Short on time, but still want that feeling of a strong, powerful practice? We’ve got you covered. This week’s featured classes are short, sweet and effective.
- Extend to Your Fullest Capacity with Tara Judelle: Expand to your limits. When you move from your core to the distal extremities of your framework you expand like a bird, a flower, or the sun. Work to expand the container of your body, by literally reaching though your furthest ends in expressive poses. Includes standing balance poses like ardha chandrasana, uttitha hasta padangustasana, warrior III, and seated upavista konasana. Props Suggested: One or two blankets.
- Raven Flow with Chelsey Korus: What can you learn from our feathered friends? A look into how birds take flight and how you can soar just like them. Focus your attention on hip and hamstring opening in order to fly high like a bird. Challenge yourself with this vinyasa in the sky. Props Suggested: A blanket.

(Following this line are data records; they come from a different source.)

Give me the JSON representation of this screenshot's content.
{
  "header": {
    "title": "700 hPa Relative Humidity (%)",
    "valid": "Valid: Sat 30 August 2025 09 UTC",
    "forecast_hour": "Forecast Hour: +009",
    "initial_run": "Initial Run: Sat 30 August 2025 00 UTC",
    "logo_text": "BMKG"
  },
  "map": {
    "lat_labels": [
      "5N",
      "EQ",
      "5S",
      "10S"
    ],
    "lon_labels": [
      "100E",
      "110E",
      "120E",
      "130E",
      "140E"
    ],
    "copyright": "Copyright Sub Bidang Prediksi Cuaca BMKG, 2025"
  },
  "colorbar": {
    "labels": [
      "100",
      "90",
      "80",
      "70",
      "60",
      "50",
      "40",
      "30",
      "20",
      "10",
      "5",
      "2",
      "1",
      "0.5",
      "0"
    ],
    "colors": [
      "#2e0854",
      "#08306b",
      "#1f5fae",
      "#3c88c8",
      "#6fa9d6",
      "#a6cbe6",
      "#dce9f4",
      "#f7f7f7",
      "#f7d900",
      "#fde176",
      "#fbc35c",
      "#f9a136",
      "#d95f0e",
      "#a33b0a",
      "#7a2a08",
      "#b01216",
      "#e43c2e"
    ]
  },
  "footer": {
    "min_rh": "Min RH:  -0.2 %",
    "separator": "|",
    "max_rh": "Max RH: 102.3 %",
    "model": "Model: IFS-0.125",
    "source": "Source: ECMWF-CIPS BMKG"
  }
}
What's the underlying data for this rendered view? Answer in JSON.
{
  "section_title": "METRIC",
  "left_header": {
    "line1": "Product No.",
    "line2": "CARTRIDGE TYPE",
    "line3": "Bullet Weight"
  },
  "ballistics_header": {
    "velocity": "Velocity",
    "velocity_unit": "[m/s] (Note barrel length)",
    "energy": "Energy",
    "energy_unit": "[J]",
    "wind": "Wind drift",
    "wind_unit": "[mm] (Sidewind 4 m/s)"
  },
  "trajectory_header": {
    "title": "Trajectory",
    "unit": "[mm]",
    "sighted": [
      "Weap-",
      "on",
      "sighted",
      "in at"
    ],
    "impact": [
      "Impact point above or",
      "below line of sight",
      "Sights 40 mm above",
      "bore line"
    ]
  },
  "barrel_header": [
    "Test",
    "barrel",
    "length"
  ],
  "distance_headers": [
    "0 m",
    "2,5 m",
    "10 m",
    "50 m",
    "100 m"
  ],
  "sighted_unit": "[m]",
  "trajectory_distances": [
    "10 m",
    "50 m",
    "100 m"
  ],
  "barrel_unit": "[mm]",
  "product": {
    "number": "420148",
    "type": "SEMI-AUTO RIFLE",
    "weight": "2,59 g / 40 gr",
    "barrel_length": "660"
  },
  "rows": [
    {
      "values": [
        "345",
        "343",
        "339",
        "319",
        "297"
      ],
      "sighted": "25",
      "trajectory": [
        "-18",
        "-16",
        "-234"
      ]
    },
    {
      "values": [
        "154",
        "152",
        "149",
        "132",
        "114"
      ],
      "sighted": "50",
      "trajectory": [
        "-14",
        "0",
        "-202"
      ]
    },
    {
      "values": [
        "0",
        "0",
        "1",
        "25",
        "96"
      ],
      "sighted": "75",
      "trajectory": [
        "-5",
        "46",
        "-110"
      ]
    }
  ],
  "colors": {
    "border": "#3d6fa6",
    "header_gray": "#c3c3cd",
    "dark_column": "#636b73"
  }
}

- Move and Breathe with Noah: There is always 15 minutes in the day to practice. Move and breathe to get up and go. Begin in downward facing dog and move through several vinyasas to get your energy flowing. Includes basic standing poses, crescent, warrior 2, trikonasana, parsvakonasana, ardha chandrasana and more with vinyasa transitions between each one.
- Caregiver Support with Jo: Stay gentle, focusing on receiving support as a caregiver. A light flow with hip openers to finish. Call upon the support of angels with the anchor of your breath. No need to put on a brave face. Honor where you are. Props Needed: A block and a blanket.
- Quick Pick Me Up with Marla Apt: Awaken and expand with handstand and supported backbends. Elongate your limbs in supta virasana, open your chest in a supported backbend, and balance yourself in shoulderstand. Props Needed: Three blankets, a chair and wall space.